While specialized knowledge is still needed to define which vocabularies to use and to refine the metadata, AI can handle most of the heavy lifting. This means that experts can be in charge of supervising what the AI does rather than doing the whole work manually.

With AI’s help, digital archiving becomes more scalable, freeing up resources while ensuring that cultural and historical materials are well-categorized and easy to find.

AI-Powered Search

Exploring a digital archive should be simple, but with so much content, finding the right piece of information can feel like searching for a needle in a haystack. Some users want to browse and filter the archive using metadata to explore connections between different items. Others come with specific questions and need concrete answers.

AI-powered search allows both types of users to find what they need, but in a more meaningful way. Instead of relying on keywords, users can search for the actual meaning of their query. This means they don’t need to know the exact phrasing used in the content.
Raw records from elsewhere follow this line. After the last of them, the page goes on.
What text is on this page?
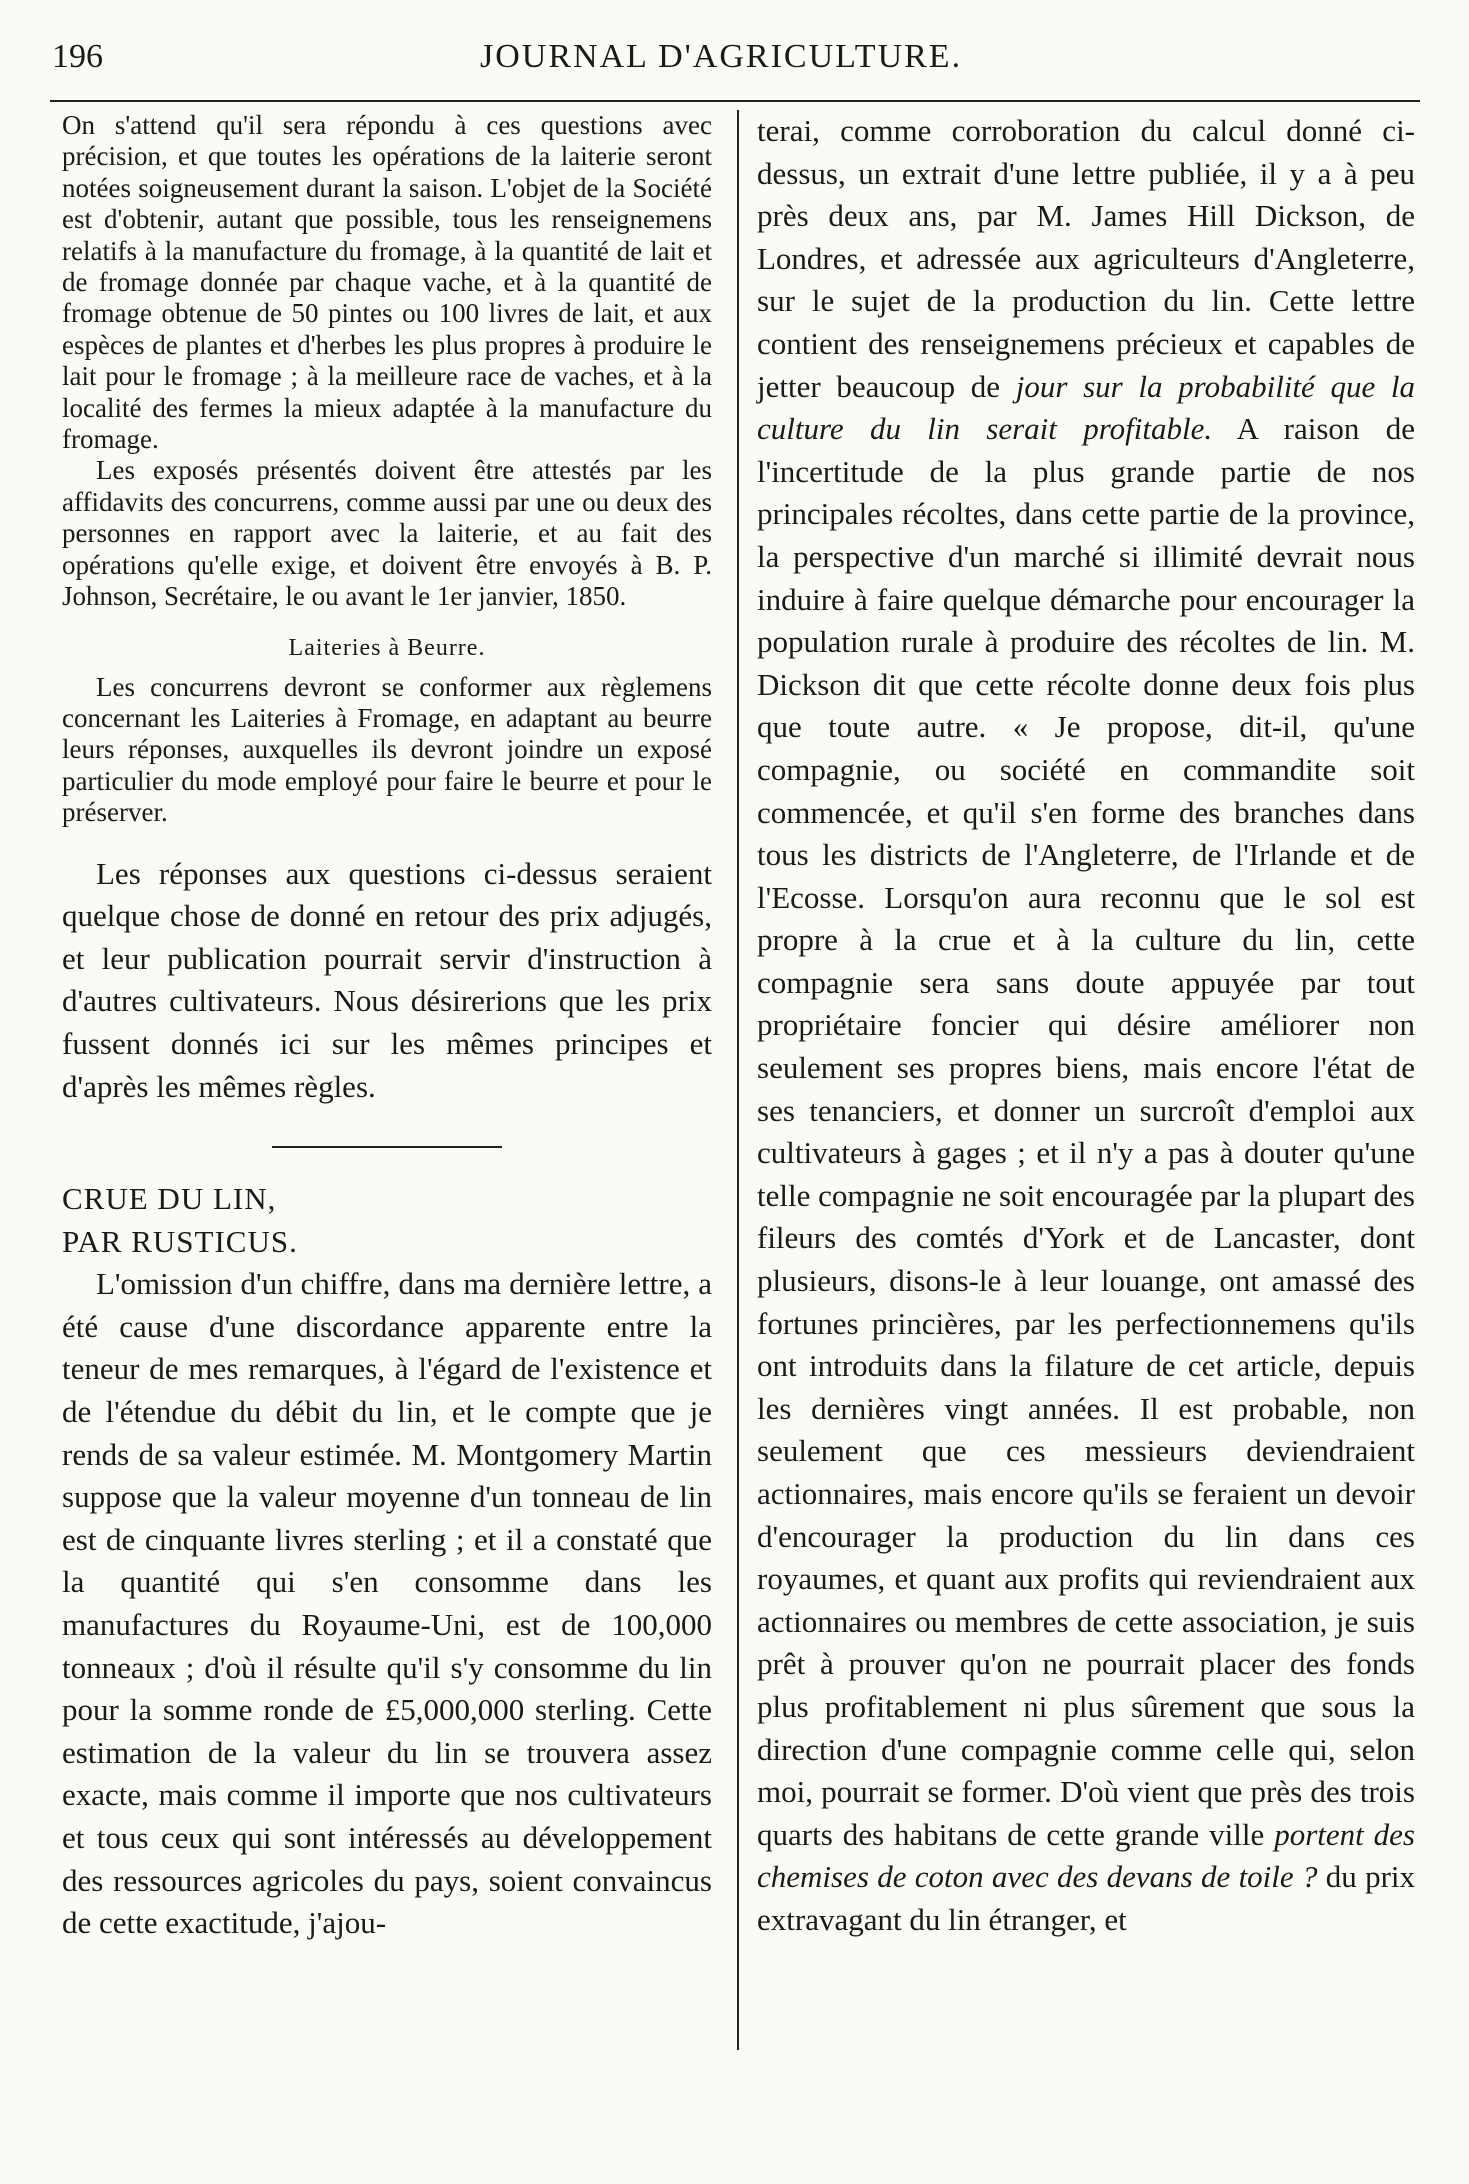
196	JOURNAL D'AGRICULTURE.

On s'attend qu'il sera répondu à ces questions avec précision, et que toutes les opérations de la laiterie seront notées soigneusement durant la saison. L'objet de la Société est d'obtenir, autant que possible, tous les renseignemens relatifs à la manufacture du fromage, à la quantité de lait et de fromage donnée par chaque vache, et à la quantité de fromage obtenue de 50 pintes ou 100 livres de lait, et aux espèces de plantes et d'herbes les plus propres à produire le lait pour le fromage ; à la meilleure race de vaches, et à la localité des fermes la mieux adaptée à la manufacture du fromage.

Les exposés présentés doivent être attestés par les affidavits des concurrens, comme aussi par une ou deux des personnes en rapport avec la laiterie, et au fait des opérations qu'elle exige, et doivent être envoyés à B. P. Johnson, Secrétaire, le ou avant le 1er janvier, 1850.

Laiteries à Beurre.

Les concurrens devront se conformer aux règlemens concernant les Laiteries à Fromage, en adaptant au beurre leurs réponses, auxquelles ils devront joindre un exposé particulier du mode employé pour faire le beurre et pour le préserver.

Les réponses aux questions ci-dessus seraient quelque chose de donné en retour des prix adjugés, et leur publication pourrait servir d'instruction à d'autres cultivateurs. Nous désirerions que les prix fussent donnés ici sur les mêmes principes et d'après les mêmes règles.

CRUE DU LIN,

PAR RUSTICUS.

L'omission d'un chiffre, dans ma dernière lettre, a été cause d'une discordance apparente entre la teneur de mes remarques, à l'égard de l'existence et de l'étendue du débit du lin, et le compte que je rends de sa valeur estimée. M. Montgomery Martin suppose que la valeur moyenne d'un tonneau de lin est de cinquante livres sterling ; et il a constaté que la quantité qui s'en consomme dans les manufactures du Royaume-Uni, est de 100,000 tonneaux ; d'où il résulte qu'il s'y consomme du lin pour la somme ronde de £5,000,000 sterling. Cette estimation de la valeur du lin se trouvera assez exacte, mais comme il importe que nos cultivateurs et tous ceux qui sont intéressés au développement des ressources agricoles du pays, soient convaincus de cette exactitude, j'ajou-

terai, comme corroboration du calcul donné ci-dessus, un extrait d'une lettre publiée, il y a à peu près deux ans, par M. James Hill Dickson, de Londres, et adressée aux agriculteurs d'Angleterre, sur le sujet de la production du lin. Cette lettre contient des renseignemens précieux et capables de jetter beaucoup de jour sur la probabilité que la culture du lin serait profitable. A raison de l'incertitude de la plus grande partie de nos principales récoltes, dans cette partie de la province, la perspective d'un marché si illimité devrait nous induire à faire quelque démarche pour encourager la population rurale à produire des récoltes de lin. M. Dickson dit que cette récolte donne deux fois plus que toute autre. « Je propose, dit-il, qu'une compagnie, ou société en commandite soit commencée, et qu'il s'en forme des branches dans tous les districts de l'Angleterre, de l'Irlande et de l'Ecosse. Lorsqu'on aura reconnu que le sol est propre à la crue et à la culture du lin, cette compagnie sera sans doute appuyée par tout propriétaire foncier qui désire améliorer non seulement ses propres biens, mais encore l'état de ses tenanciers, et donner un surcroît d'emploi aux cultivateurs à gages ; et il n'y a pas à douter qu'une telle compagnie ne soit encouragée par la plupart des fileurs des comtés d'York et de Lancaster, dont plusieurs, disons-le à leur louange, ont amassé des fortunes princières, par les perfectionnemens qu'ils ont introduits dans la filature de cet article, depuis les dernières vingt années. Il est probable, non seulement que ces messieurs deviendraient actionnaires, mais encore qu'ils se feraient un devoir d'encourager la production du lin dans ces royaumes, et quant aux profits qui reviendraient aux actionnaires ou membres de cette association, je suis prêt à prouver qu'on ne pourrait placer des fonds plus profitablement ni plus sûrement que sous la direction d'une compagnie comme celle qui, selon moi, pourrait se former. D'où vient que près des trois quarts des habitans de cette grande ville portent des chemises de coton avec des devans de toile ? du prix extravagant du lin étranger, et
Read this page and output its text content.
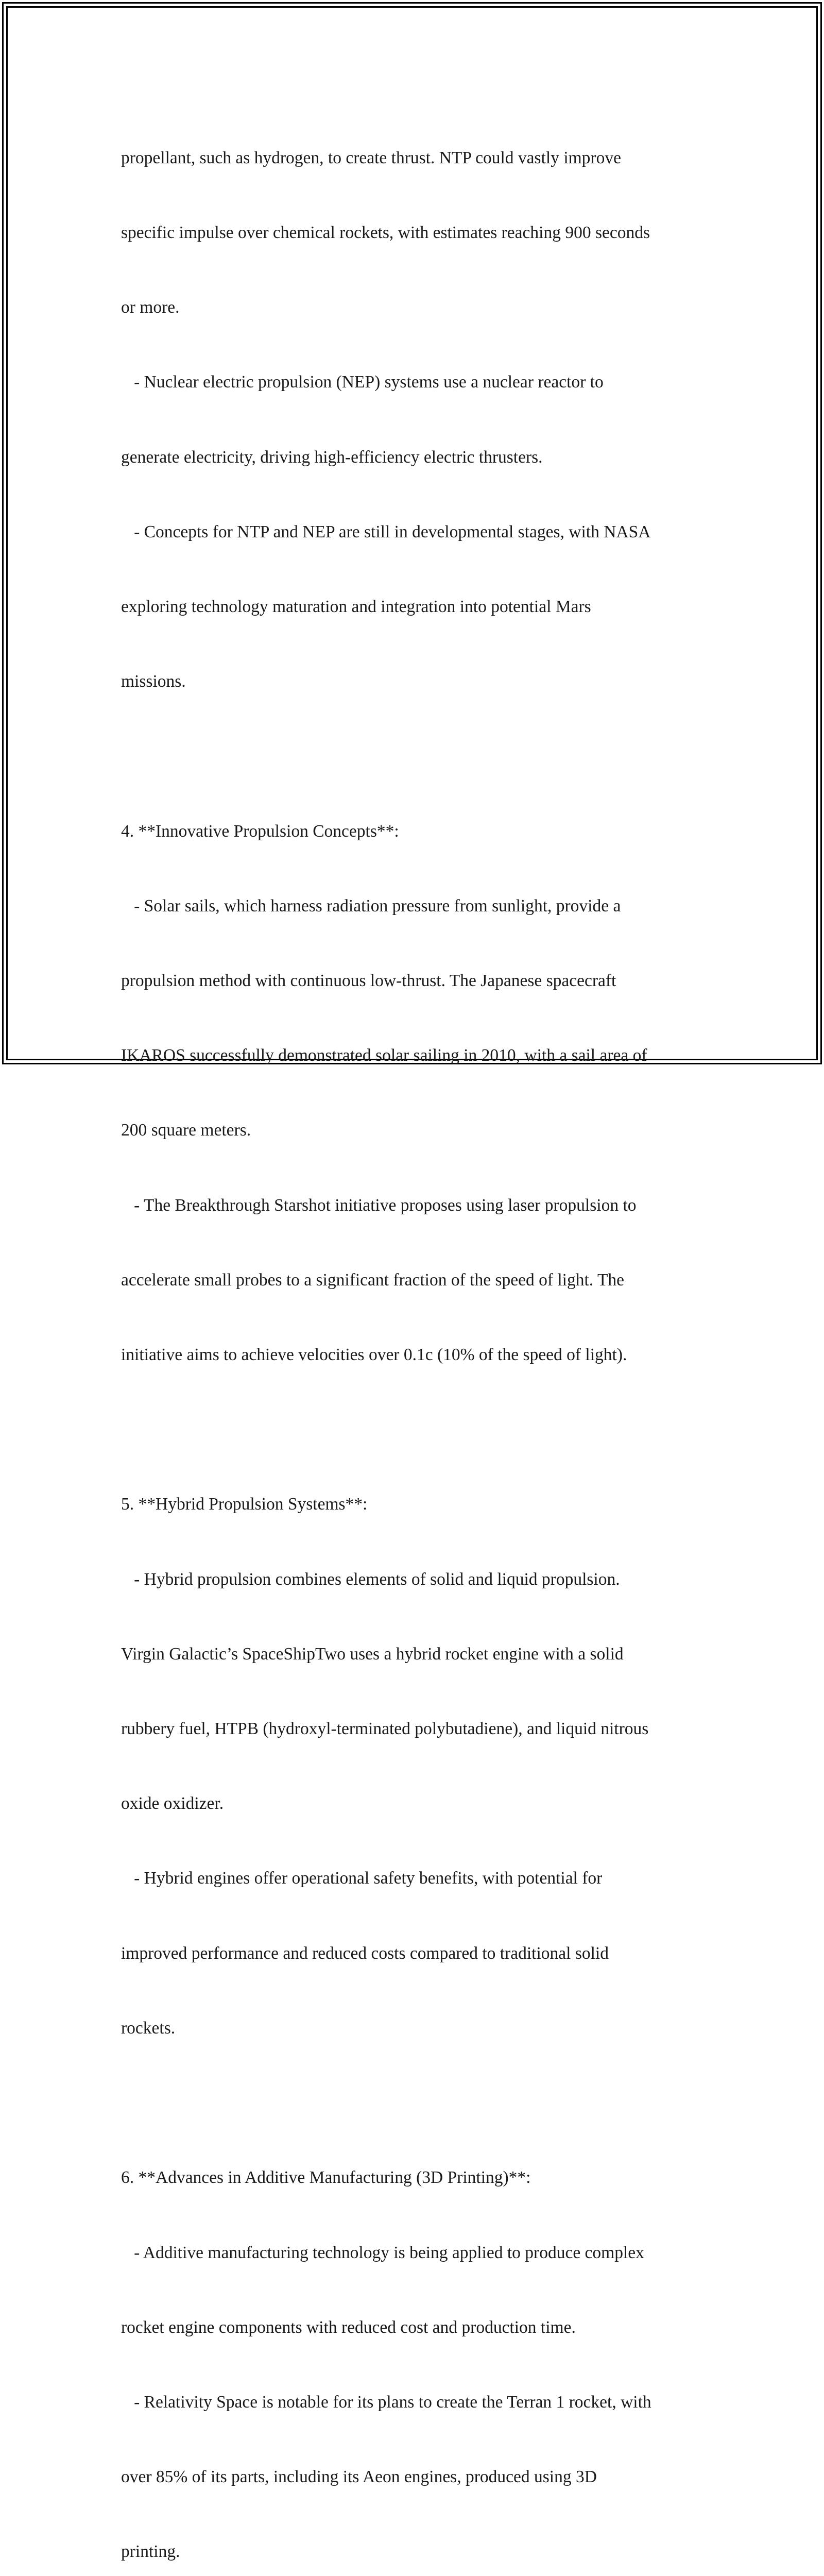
propellant, such as hydrogen, to create thrust. NTP could vastly improve

specific impulse over chemical rockets, with estimates reaching 900 seconds

or more.

- Nuclear electric propulsion (NEP) systems use a nuclear reactor to

generate electricity, driving high-efficiency electric thrusters.

- Concepts for NTP and NEP are still in developmental stages, with NASA

exploring technology maturation and integration into potential Mars

missions.

4. **Innovative Propulsion Concepts**:

- Solar sails, which harness radiation pressure from sunlight, provide a

propulsion method with continuous low-thrust. The Japanese spacecraft

IKAROS successfully demonstrated solar sailing in 2010, with a sail area of

200 square meters.

- The Breakthrough Starshot initiative proposes using laser propulsion to

accelerate small probes to a significant fraction of the speed of light. The

initiative aims to achieve velocities over 0.1c (10% of the speed of light).

5. **Hybrid Propulsion Systems**:

- Hybrid propulsion combines elements of solid and liquid propulsion.

Virgin Galactic’s SpaceShipTwo uses a hybrid rocket engine with a solid

rubbery fuel, HTPB (hydroxyl-terminated polybutadiene), and liquid nitrous

oxide oxidizer.

- Hybrid engines offer operational safety benefits, with potential for

improved performance and reduced costs compared to traditional solid

rockets.

6. **Advances in Additive Manufacturing (3D Printing)**:

- Additive manufacturing technology is being applied to produce complex

rocket engine components with reduced cost and production time.

- Relativity Space is notable for its plans to create the Terran 1 rocket, with

over 85% of its parts, including its Aeon engines, produced using 3D

printing.
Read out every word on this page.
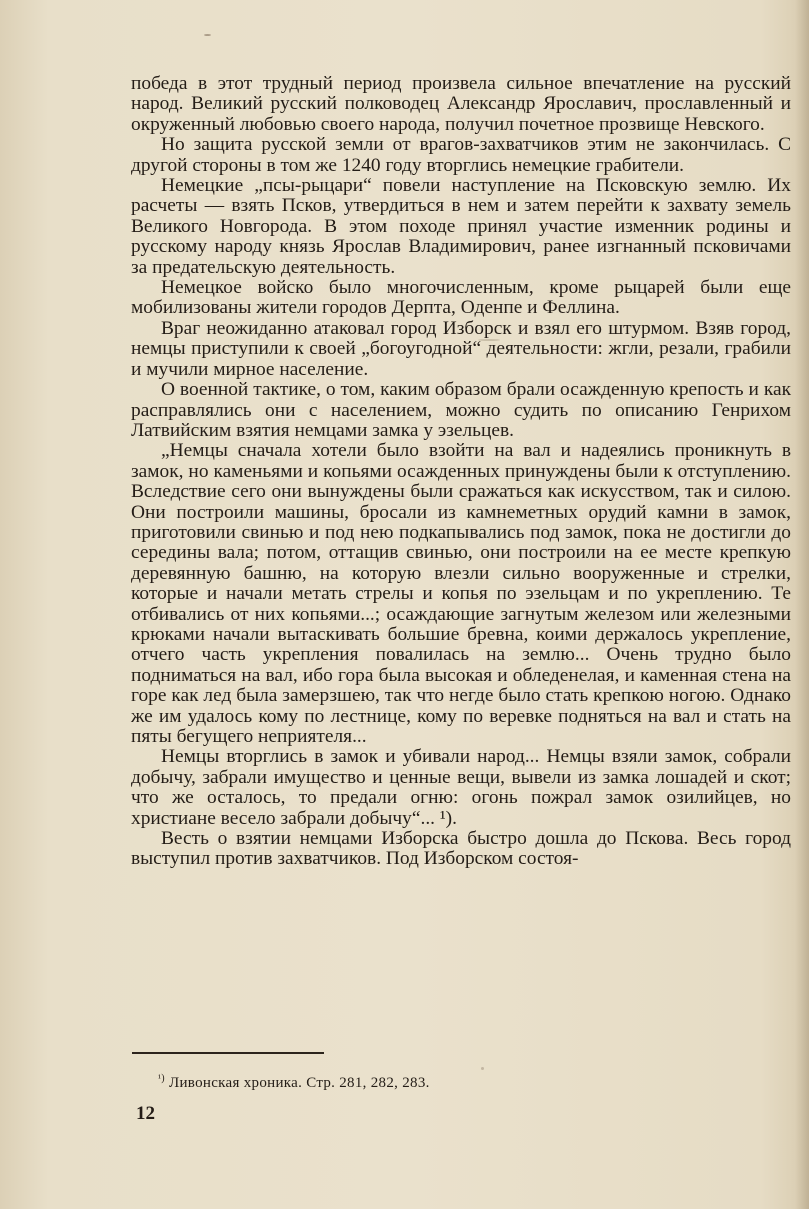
победа в этот трудный период произвела сильное впечатление на русский народ. Великий русский полководец Александр Ярославич, прославленный и окруженный любовью своего народа, получил почетное прозвище Невского.

Но защита русской земли от врагов-захватчиков этим не закончилась. С другой стороны в том же 1240 году вторглись немецкие грабители.

Немецкие „псы-рыцари“ повели наступление на Псковскую землю. Их расчеты — взять Псков, утвердиться в нем и затем перейти к захвату земель Великого Новгорода. В этом походе принял участие изменник родины и русскому народу князь Ярослав Владимирович, ранее изгнанный псковичами за предательскую деятельность.

Немецкое войско было многочисленным, кроме рыцарей были еще мобилизованы жители городов Дерпта, Оденпе и Феллина.

Враг неожиданно атаковал город Изборск и взял его штурмом. Взяв город, немцы приступили к своей „богоугодной“ деятельности: жгли, резали, грабили и мучили мирное население.

О военной тактике, о том, каким образом брали осажденную крепость и как расправлялись они с населением, можно судить по описанию Генрихом Латвийским взятия немцами замка у эзельцев.

„Немцы сначала хотели было взойти на вал и надеялись проникнуть в замок, но каменьями и копьями осажденных принуждены были к отступлению. Вследствие сего они вынуждены были сражаться как искусством, так и силою. Они построили машины, бросали из камнеметных орудий камни в замок, приготовили свинью и под нею подкапывались под замок, пока не достигли до середины вала; потом, оттащив свинью, они построили на ее месте крепкую деревянную башню, на которую влезли сильно вооруженные и стрелки, которые и начали метать стрелы и копья по эзельцам и по укреплению. Те отбивались от них копьями...; осаждающие загнутым железом или железными крюками начали вытаскивать большие бревна, коими держалось укрепление, отчего часть укрепления повалилась на землю... Очень трудно было подниматься на вал, ибо гора была высокая и обледенелая, и каменная стена на горе как лед была замерзшею, так что негде было стать крепкою ногою. Однако же им удалось кому по лестнице, кому по веревке подняться на вал и стать на пяты бегущего неприятеля...

Немцы вторглись в замок и убивали народ... Немцы взяли замок, собрали добычу, забрали имущество и ценные вещи, вывели из замка лошадей и скот; что же осталось, то предали огню: огонь пожрал замок озилийцев, но христиане весело забрали добычу“... ¹).

Весть о взятии немцами Изборска быстро дошла до Пскова. Весь город выступил против захватчиков. Под Изборском состоя-

$^{^1)}$ Ливонская хроника. Стр. 281, 282, 283.
12
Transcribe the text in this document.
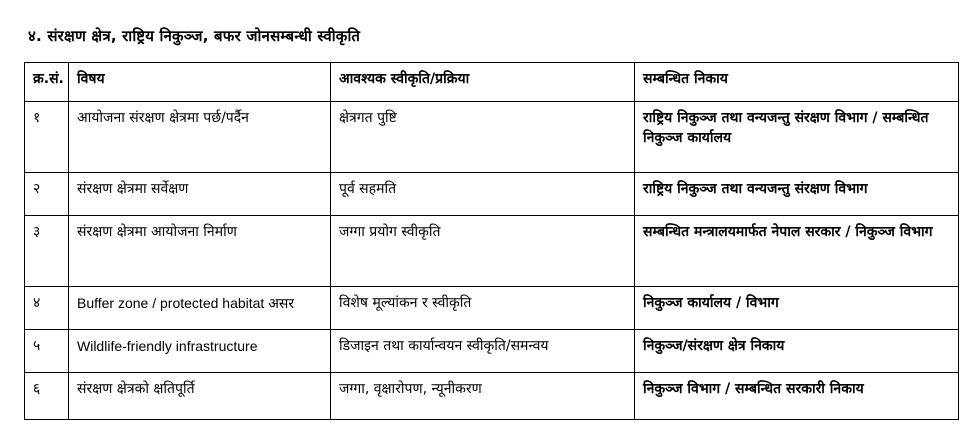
४. संरक्षण क्षेत्र, राष्ट्रिय निकुञ्ज, बफर जोनसम्बन्धी स्वीकृति
क्र.सं.	विषय	आवश्यक स्वीकृति/प्रक्रिया	सम्बन्धित निकाय
१	आयोजना संरक्षण क्षेत्रमा पर्छ/पर्दैन	क्षेत्रगत पुष्टि	राष्ट्रिय निकुञ्ज तथा वन्यजन्तु संरक्षण विभाग / सम्बन्धित निकुञ्ज कार्यालय
२	संरक्षण क्षेत्रमा सर्वेक्षण	पूर्व सहमति	राष्ट्रिय निकुञ्ज तथा वन्यजन्तु संरक्षण विभाग
३	संरक्षण क्षेत्रमा आयोजना निर्माण	जग्गा प्रयोग स्वीकृति	सम्बन्धित मन्त्रालयमार्फत नेपाल सरकार / निकुञ्ज विभाग
४	Buffer zone / protected habitat असर	विशेष मूल्यांकन र स्वीकृति	निकुञ्ज कार्यालय / विभाग
५	Wildlife-friendly infrastructure	डिजाइन तथा कार्यान्वयन स्वीकृति/समन्वय	निकुञ्ज/संरक्षण क्षेत्र निकाय
६	संरक्षण क्षेत्रको क्षतिपूर्ति	जग्गा, वृक्षारोपण, न्यूनीकरण	निकुञ्ज विभाग / सम्बन्धित सरकारी निकाय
With AI, users can ask their questions either in an academic or everyday language—across multiple languages—and retrieve relevant documents from the archive.

This advanced search technology, known as retrieval-augmented generation (RAG), works by first retrieving the most relevant documents based on the user's query. Then, it uses AI to extract the most relevant information from those documents and write a textual response to the user’s query.

This kind of AI-driven archival solution makes archives more dynamic and user-friendly. It allows people to interact with collections in new ways, whether they are researchers, journalists, or members of the public curious about the archive’s content.

Conclusion: Unlocking the Full Potential of Digital Archives

The task of making digital archives accessible is no small feat. However, AI is revolutionizing how institutions handle metadata creation and search functions. By automating the creation of metadata and enhancing search capabilities, AI is helping heritage institutions overcome the challenges of managing massive digital archives.

AI-powered indexing not only saves time but also ensures that archives are well-organized and easier to explore. With AI-enhanced records management and AI-powered search, users can interact with archives more intuitively, whether they are browsing or searching for specific information.

By integrating AI, heritage institutions are not just preserving history; they are also making it more accessible and engaging for future generations.